I have Sun with Quad Core Processor with 8GB of ram. I am running into performance isssues especially with people who are connecting remotely. It seems to be especially true for people who might not have great internet connections.
While they are having problems on Moodle, they are able to connect to other servers at the same location. Some will not be able to log in in the first place and others will be working and then freeze and and may or may not be requested to login. They will not be able to login.
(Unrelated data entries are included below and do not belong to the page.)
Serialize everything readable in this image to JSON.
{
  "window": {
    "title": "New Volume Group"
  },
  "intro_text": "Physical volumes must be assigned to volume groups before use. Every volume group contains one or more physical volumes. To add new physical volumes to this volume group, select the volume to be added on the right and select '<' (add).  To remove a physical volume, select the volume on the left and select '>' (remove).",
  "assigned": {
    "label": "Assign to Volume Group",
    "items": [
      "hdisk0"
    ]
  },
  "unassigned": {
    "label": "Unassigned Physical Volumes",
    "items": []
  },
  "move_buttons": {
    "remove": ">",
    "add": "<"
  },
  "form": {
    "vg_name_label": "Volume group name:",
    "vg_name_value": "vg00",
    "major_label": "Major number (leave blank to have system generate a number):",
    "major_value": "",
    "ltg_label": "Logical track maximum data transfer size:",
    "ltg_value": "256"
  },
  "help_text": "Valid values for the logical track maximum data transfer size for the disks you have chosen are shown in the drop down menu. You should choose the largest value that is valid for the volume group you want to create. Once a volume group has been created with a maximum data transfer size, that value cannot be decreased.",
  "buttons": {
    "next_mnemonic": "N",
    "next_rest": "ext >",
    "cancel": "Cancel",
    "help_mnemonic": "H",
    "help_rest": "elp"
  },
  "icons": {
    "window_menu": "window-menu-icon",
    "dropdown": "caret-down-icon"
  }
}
When the drops/freezes occur, the log files only show a few users, and running "top" on my server (UBUNTU 8.04) doesn't show any indication of resources being strained.
One area I am wondering about is my NICs, I have 4 of them (all on the same network segment) DNS for the site points to all 4 of them with the same name and different IP addresses. (ie. an "A" record for moodle.mydomain.edu xxx.xxx.xxx.10, and an "A" record for moodle.mydoman.edu xxx.xxx.xxx.11, ...) They are all Gigabit cards. Is there a need for multiple cards? I only have a 20MB pipe to the internet for the server, so clearly from the outside I couldn't begin to reach the capacity of even 1 card. I probably don't have over 20 or so internal users at any time, so even there I wouldn't think that I would be taxing a single NIC too heavily. Does having multiple cards buy me any additional capacity that I am not thinking of? My thought is to disable three of the cards and go with a single NIC. I do know that users get different IPs. The one time I experienced the problem, I started out with one IP address, then the problem occurred and when Moodle started again (about 5 minutes later), I had a different IP address.
I should add, that I don't have any layer 4 devices doing round robin pointing to a particular IP in order to do load balancing. Getting a different IP address is purely a function of the negotiation of DNS and the user.
According to the Moodle log file, I had fewer than 5 users on the system when the last people reported an issue and they weren't doing anything I would have thought would have stressed the system. At the same time they were experiencing an issue, I had another remote user that didn't have a problem.